HOME
Meinung

Aktion #Freepress: Trump ist der größte Feind der amerikanischen Demokratie

300 US-Zeitungen wehren sich gegen Trumps Vorwurf, sie seien der Feind des amerikanischen Volkes. Der reagiert via Twitter. Und beweist umgehend, wie Recht sie haben.

Die 29-jährige Lauren Vowells liest den "Boston Globe"

Die Reaktion kam umgehend, am frühen Morgen des 16. August antwortete Trump auf die Kommentare in über 300 US-Zeitungen. Er brüllte es der Nation in Großbuchstaben entgegen: "DIE FAKE NEWS MEDIA IST DIE PARTEI DER OPPOSITION. Das ist sehr schlecht für unsere Großartiges Land ... ABER WIR GEWINNEN!"

Man muss dieses Tweet des Commander-in-Chiefs der USA einmal in Ruhe betrachten. Nicht nur verstärkt er die Angriffe auf die Medien seines Landes. Sondern er beschimpft sie, absurderweise, als Oppositionspartei. Es bedarf schon eines besonderen Politik-Verständnisses, um die Opposition in einer Demokratie als eine Gefahr für das Land zu bezeichnen. Es ist das Politik-Verständnis eines Autokraten, der keinen Widerspruch duldet. Der nur gewinnen kann, wenn die andere Meinung nicht mehr wichtig ist, gar nicht mehr existent.

Donald Trump versteht die Rolle von Journalisten nicht

Und dann deckt dieser Ausfall Trumps noch ein weiteres Problem auf: Er versteht ganz offensichtlich die Rolle von Journalisten in einer Demokratie nicht. Nur, weil diese die Regierung kritisieren, weil sie Probleme aufgreifen, Skandale recherchieren und nicht selten bissig sind, werden sie nicht Teil einer Oppositions-Partei. Sondern erfüllen ihre Rolle als Kontroll-Instanz der jeweiligen Regierung, egal, welche Partei diese stellt. Dies kann man im Einzelfall natürlich kritisieren. Es ihnen aber grundsätzlich anzulasten ist absurd.

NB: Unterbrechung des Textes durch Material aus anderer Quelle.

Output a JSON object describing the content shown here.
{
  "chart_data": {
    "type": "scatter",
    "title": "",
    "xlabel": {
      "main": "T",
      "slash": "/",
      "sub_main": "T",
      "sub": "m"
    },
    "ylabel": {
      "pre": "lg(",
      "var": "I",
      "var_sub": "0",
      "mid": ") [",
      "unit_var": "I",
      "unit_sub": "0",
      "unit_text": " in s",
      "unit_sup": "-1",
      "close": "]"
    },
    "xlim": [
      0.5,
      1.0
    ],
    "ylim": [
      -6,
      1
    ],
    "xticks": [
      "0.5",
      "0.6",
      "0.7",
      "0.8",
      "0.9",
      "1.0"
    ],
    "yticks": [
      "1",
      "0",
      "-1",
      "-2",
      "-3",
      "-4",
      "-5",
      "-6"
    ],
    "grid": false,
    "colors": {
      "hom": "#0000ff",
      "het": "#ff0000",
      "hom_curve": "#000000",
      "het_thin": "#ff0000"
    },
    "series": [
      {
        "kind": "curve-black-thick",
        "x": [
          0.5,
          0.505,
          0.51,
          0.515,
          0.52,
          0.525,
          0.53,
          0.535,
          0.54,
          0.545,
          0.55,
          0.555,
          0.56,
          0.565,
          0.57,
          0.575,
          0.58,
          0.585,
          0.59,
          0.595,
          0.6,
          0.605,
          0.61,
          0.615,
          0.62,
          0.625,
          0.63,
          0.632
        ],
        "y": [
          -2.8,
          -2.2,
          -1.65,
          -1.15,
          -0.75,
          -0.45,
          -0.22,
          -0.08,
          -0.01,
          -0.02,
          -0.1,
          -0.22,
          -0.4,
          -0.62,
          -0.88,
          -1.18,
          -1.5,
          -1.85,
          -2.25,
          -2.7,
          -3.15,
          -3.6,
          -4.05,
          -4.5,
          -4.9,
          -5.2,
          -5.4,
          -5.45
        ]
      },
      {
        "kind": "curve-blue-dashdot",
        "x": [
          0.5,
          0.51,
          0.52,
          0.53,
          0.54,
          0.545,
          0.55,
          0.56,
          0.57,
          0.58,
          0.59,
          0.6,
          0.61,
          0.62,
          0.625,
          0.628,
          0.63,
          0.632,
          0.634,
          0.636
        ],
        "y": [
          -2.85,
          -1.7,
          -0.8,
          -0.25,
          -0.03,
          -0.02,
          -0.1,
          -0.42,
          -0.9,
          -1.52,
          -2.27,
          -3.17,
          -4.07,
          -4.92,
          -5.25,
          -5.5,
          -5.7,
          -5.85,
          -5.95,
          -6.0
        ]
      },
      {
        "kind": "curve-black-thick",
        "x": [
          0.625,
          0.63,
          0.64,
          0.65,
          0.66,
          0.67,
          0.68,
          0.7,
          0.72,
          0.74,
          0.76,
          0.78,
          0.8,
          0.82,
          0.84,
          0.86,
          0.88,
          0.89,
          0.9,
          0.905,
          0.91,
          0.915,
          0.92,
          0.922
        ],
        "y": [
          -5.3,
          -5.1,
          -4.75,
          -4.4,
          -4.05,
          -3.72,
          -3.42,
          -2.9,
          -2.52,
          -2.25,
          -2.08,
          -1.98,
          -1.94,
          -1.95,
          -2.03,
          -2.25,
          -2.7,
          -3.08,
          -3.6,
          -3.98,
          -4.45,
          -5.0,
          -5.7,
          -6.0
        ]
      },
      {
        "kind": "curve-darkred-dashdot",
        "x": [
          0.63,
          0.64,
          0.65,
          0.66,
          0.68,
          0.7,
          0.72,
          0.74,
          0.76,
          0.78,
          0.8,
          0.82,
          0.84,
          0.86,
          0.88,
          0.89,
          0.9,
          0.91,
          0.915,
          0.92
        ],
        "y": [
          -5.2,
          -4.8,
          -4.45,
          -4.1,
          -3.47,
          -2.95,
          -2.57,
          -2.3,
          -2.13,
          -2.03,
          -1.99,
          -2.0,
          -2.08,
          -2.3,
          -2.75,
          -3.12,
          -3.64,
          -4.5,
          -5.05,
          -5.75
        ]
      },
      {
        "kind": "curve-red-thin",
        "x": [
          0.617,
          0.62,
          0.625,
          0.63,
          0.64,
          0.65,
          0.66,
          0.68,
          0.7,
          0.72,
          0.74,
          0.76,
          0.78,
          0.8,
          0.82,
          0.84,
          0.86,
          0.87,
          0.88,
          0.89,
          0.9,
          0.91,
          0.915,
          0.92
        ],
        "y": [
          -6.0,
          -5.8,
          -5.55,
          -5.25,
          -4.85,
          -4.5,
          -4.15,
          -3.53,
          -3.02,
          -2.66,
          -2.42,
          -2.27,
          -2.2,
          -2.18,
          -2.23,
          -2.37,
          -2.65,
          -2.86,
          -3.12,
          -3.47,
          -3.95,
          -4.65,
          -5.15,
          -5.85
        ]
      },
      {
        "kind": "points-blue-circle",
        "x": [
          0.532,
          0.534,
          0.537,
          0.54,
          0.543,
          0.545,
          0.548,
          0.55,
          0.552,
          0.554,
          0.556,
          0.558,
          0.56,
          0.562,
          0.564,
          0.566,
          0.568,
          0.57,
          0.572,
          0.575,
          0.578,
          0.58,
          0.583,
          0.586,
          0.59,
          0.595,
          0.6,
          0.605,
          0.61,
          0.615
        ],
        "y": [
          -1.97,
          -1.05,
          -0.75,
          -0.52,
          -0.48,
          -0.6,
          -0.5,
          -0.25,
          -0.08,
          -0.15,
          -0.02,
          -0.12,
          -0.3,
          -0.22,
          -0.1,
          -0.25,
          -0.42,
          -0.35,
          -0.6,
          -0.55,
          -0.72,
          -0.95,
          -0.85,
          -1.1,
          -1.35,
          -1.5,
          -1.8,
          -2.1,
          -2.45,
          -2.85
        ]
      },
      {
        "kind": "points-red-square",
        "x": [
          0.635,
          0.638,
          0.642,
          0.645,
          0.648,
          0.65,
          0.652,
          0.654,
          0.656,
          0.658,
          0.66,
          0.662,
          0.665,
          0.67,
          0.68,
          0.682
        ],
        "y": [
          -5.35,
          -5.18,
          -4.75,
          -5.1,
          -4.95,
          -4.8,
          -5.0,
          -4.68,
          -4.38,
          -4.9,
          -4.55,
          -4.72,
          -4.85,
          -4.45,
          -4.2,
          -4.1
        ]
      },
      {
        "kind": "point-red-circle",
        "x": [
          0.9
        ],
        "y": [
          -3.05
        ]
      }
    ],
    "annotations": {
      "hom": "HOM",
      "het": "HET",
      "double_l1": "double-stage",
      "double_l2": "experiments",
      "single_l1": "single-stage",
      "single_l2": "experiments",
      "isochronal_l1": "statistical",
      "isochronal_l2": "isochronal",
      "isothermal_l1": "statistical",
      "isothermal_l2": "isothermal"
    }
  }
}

Wenn sich Trump die Mühe gemacht hätte, zumindest teilweise die Kommentare zu lesen, wegen derer er jetzt via Twitter in die Welt brüllt - er hätte dieses Konzept vielleicht verstanden. Denn die Leitartikel der US-Zeitungen sind so differenziert in ihrer Kritik an den Aussagen Trumps, im Ton und in der Schwerpunktsetzung so unterschiedlich, dass sie wunderbar vor Augen führen, was Medien in einer Demokratie garantieren: Meinungsvielfalt.

Das "Topeka Capital-Journal“, Kansas, schreibt: "Wir leben, arbeiten und spielen in Topeka. Wir sind nicht der Feind des Volkes, wir sind das Volk." Die "Cape Cod Times", Hyannis, Massachussets, sagt: "Der wahre Feind jeder Demokratie ist Unwissenheit und der einzige Weg, Unwissenheit zu bekämpfen, ist, sich Wissen anzueignen." 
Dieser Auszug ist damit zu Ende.